Interpretive Summary: Solaria are simple clear plastic sheets, about 3’ x 3’, which are placed on the soil surface in very early spring. Like tiny greenhouses, sunlight passes through them, heats the underlying soil, and promotes precocious germination of annual weed seeds. These weeds emerge at least one month earlier than without solaria. Crop scouts or growers can monitor these early-emerging weeds under solaria and make decisions regarding weed control (such as herbicide selection and rate) before the crop is planted. What remained unknown, however, was the number of solaria required within a large field to reflect the expected densities of weed seedlings accurately in summer-growing crops like corn, soybean, and sunflower. Consequently, similar experiments were performed in the Pampas (Argentina) and Minnesota (USA) to determine the necessary densities of solaria for predicting populations of common weeds in forthcoming summer crops. To detect large crabgrass with 95% confidence, one solarium was needed for every 11 acres of crop field. The acreage that can be reliably covered by a single solarium for other species was as follows: common lambsquarters (5 acres), green foxtail (5 acres), prostrate knotweed (3 acres), and wild buckwheat (3 acres). The low cost and simplicity of assessment for technique makes it more appealing than other methods of forecasting weed populations (such as soil sampling for seed bank determinations). The use of solaria for confidently forecasting weed infestation levels may be especially valuable in small fields of high-value crops. By so doing, crop scouts and growers could make better and more informed decisions regarding the choice and rate of herbicides to be applied.

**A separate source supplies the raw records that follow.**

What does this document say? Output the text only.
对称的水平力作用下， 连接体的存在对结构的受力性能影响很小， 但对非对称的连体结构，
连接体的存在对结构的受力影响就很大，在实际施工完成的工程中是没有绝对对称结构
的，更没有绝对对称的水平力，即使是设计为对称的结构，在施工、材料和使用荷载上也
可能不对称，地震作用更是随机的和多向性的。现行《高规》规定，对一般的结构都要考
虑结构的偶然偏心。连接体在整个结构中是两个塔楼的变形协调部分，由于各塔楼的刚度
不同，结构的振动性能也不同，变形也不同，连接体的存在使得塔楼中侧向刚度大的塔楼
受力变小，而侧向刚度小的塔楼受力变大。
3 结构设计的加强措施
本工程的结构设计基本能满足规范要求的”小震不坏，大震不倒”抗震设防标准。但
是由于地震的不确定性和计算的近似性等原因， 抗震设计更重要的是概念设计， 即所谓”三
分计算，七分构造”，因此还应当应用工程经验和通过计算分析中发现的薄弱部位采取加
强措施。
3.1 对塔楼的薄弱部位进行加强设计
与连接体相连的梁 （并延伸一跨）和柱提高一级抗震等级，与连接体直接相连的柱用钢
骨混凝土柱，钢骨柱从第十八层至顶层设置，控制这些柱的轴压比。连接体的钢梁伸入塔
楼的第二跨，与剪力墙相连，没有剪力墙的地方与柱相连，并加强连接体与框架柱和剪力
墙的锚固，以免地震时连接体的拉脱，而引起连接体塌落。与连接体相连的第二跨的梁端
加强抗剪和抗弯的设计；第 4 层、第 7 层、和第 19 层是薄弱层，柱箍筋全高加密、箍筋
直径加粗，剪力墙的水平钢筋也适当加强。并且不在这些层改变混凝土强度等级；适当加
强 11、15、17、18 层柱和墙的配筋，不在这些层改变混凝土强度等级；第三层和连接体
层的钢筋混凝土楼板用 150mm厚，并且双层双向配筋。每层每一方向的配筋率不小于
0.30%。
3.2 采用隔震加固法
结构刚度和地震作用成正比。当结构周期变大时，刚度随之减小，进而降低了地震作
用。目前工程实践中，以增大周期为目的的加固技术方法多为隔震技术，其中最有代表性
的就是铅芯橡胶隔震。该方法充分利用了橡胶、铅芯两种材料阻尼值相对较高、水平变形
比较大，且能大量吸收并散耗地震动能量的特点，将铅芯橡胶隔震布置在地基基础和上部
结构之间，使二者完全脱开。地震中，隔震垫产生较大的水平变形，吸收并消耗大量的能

Technical Abstract: The utility of solaria to predict densities of a few weed species in summer crops had been demonstrated but needed confirmation. We tested the method with additional species and determined the minimum number of solaria required to predict the presence of weed seedlings in the forthcoming growing season. Three experiments were performed in Buenos Aires Province, Argentina, and one in Minnesota, USA. Solaria were set in fields with different previous crops and soil management: no-till (2 fields) and conventional till (2 fields). Preceding crops were corn (one field), wheat (one) and double cropped wheat/soybean (two). After weeds were enumerated, solaria were removed, sunflower (1 field) and soybean (3 fields) were planted, and weeds later assessed in each crop. Results indicate that with one solarium per 1.9 ha common lambsquarters can be detected with 95% of confidence. For other species, one solarium per 4.2, 1.2, 1.0, and 1.8 to 2.7 ha (depending upon field site) for large crabgrass, prostrate knotweed, wild buckwheat, and green foxtail, respectively. The low cost and simplicity of assessment make this technique more suitable than that of soil seed bank samples to predict forthcoming weed populations. The number of solaria required for confidently forecasting weed infestation levels are sufficiently low that their use may be justified, especially in small fields of high-value crops.